Review: They Were Expendable (1945)


Just ask anyone around me, I am never expendable!

Screenplay By: Frank Read
Directed By: John Ford & Robert Montgomery

They Were Expendable is a war epic, and as such it is responsible for many a rousing battle scene or tender moment of camaraderie between soldiers. But, because it is a war epic made in a time where revenge and pro-America was still the way of the day it is prone to vast moments of sentimentality and skewed views on what was happening during this period in time. As much as I love John Ford as a director, his one failing is that more often than not he allows his personal views to cloud the reality of the situations, so instead of a straight look at the role of PT Boat Captains in World War II we are given a very patriotic look at stalwart heroes devoid of any flaws. There are films when Ford shakes this habit, but They Were Expendable is not such a film.

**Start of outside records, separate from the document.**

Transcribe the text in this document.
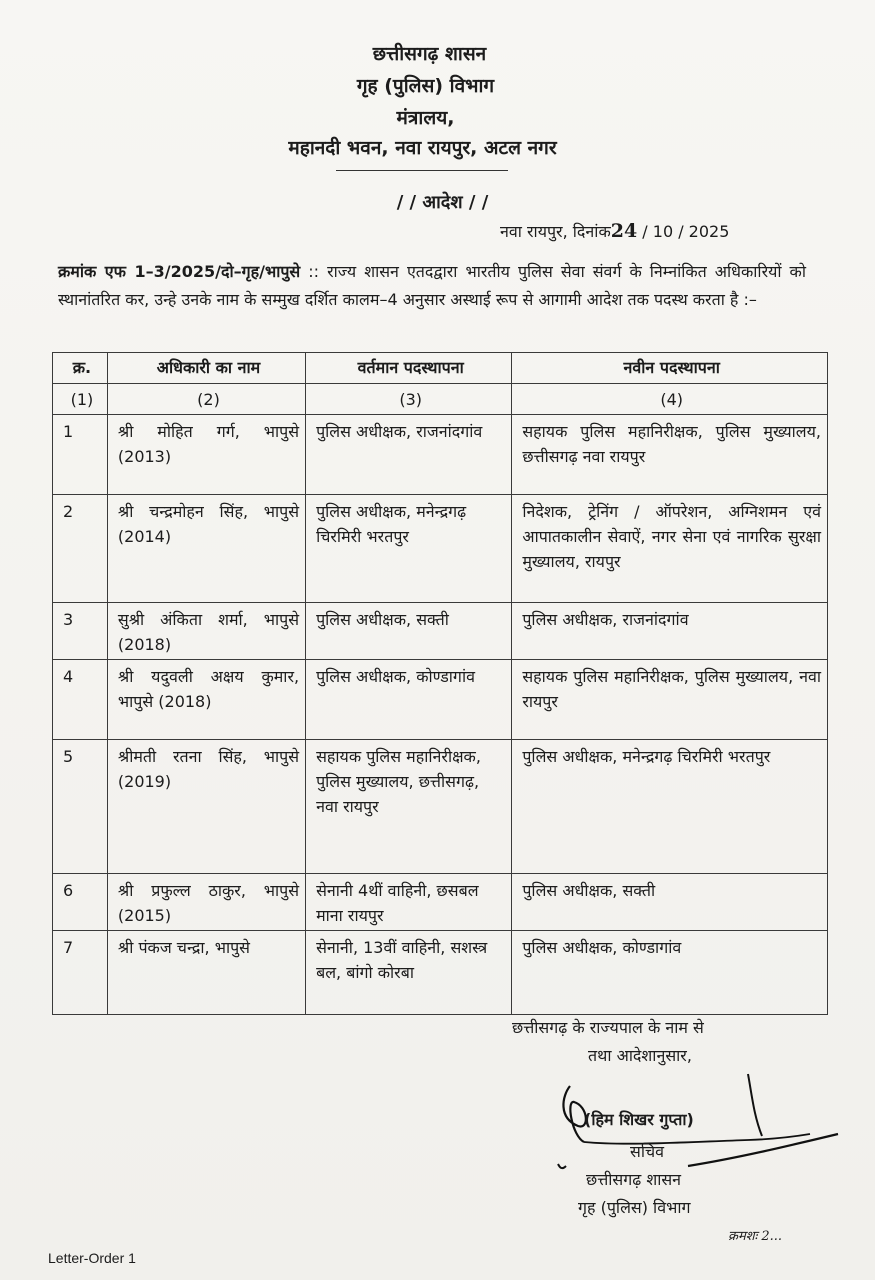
छत्तीसगढ़ शासन
गृह (पुलिस) विभाग
मंत्रालय,
महानदी भवन, नवा रायपुर, अटल नगर
/ / आदेश / /
नवा रायपुर, दिनांक24 / 10 / 2025
क्रमांक एफ 1–3/2025/दो–गृह/भापुसे :: राज्य शासन एतदद्वारा भारतीय पुलिस सेवा संवर्ग के निम्नांकित अधिकारियों को स्थानांतरित कर, उन्हे उनके नाम के सम्मुख दर्शित कालम–4 अनुसार अस्थाई रूप से आगामी आदेश तक पदस्थ करता है :–
क्र.	अधिकारी का नाम	वर्तमान पदस्थापना	नवीन पदस्थापना
(1)	(2)	(3)	(4)
1	श्री मोहित गर्ग, भापुसे (2013)	पुलिस अधीक्षक, राजनांदगांव	सहायक पुलिस महानिरीक्षक, पुलिस मुख्यालय, छत्तीसगढ़ नवा रायपुर
2	श्री चन्द्रमोहन सिंह, भापुसे (2014)	पुलिस अधीक्षक, मनेन्द्रगढ़ चिरमिरी भरतपुर	निदेशक, ट्रेनिंग / ऑपरेशन, अग्निशमन एवं आपातकालीन सेवाऐं, नगर सेना एवं नागरिक सुरक्षा मुख्यालय, रायपुर
3	सुश्री अंकिता शर्मा, भापुसे (2018)	पुलिस अधीक्षक, सक्ती	पुलिस अधीक्षक, राजनांदगांव
4	श्री यदुवली अक्षय कुमार, भापुसे (2018)	पुलिस अधीक्षक, कोण्डागांव	सहायक पुलिस महानिरीक्षक, पुलिस मुख्यालय, नवा रायपुर
5	श्रीमती रतना सिंह, भापुसे (2019)	सहायक पुलिस महानिरीक्षक, पुलिस मुख्यालय, छत्तीसगढ़, नवा रायपुर	पुलिस अधीक्षक, मनेन्द्रगढ़ चिरमिरी भरतपुर
6	श्री प्रफुल्ल ठाकुर, भापुसे (2015)	सेनानी 4थीं वाहिनी, छसबल माना रायपुर	पुलिस अधीक्षक, सक्ती
7	श्री पंकज चन्द्रा, भापुसे	सेनानी, 13वीं वाहिनी, सशस्त्र बल, बांगो कोरबा	पुलिस अधीक्षक, कोण्डागांव
छत्तीसगढ़ के राज्यपाल के नाम से
तथा आदेशानुसार,
(हिम शिखर गुप्ता)
सचिव
छत्तीसगढ़ शासन
गृह (पुलिस) विभाग
क्रमशः 2...
Letter-Order 1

The battle scenes in They Were Expendable were exquisitely filmed, evoking the sense of being in the periphery of a PT Boat attack on a Japanese cruiser during World War II. As well the set dressings and the island shots all look great and give They Were Expendable a great feeling of realism. The background characters for the most part add more of the same, as does Robert Montgomery as Lt. Brickley. However, I thought John Wayne was far too gung-ho and over the top in his portrayal of Lt. Ryan. His character was the nexus for the film losing its believability and transforming from an honest WWII picture into a propaganda piece about how awesome the US was during the war. I also didn’t think the minor romance between Wayne’s Lt. Ryan and Donna Reed’s Lt. Davyss was needed. It wasn’t bad, but it didn’t add much to the picture.

I know that I said a lot more negative than positive about They Were Expendable, but it isn’t a bad picture. It does offer a decent glimpse at the camaraderie shared by soldiers during war time. It also brings some amazing visuals to the screen in the form of the naval battles, and sheds some light on the PT Boats and how important they were, despite not being thought of as much initially. There is a lot of good in They Were Expendable, it offsets the uneven nature of the picture somewhat, enough for it to be a film worth seeing. Don’t go out of your way to see They Were Expendable, but if you do see it when channel surfing some day it’s a perfectly acceptable watch.




2 responses to “Review: They Were Expendable (1945)

  1. Brilliant movie and totally rewatchable. I own a copy and it comes out as often as Stagecoach another totally rewatchable movie. 4.5/5 rating on this movie.

  2. I didn’t enjoy it as much as you did Ian, but like most of Ford’s work I still enjoyed it.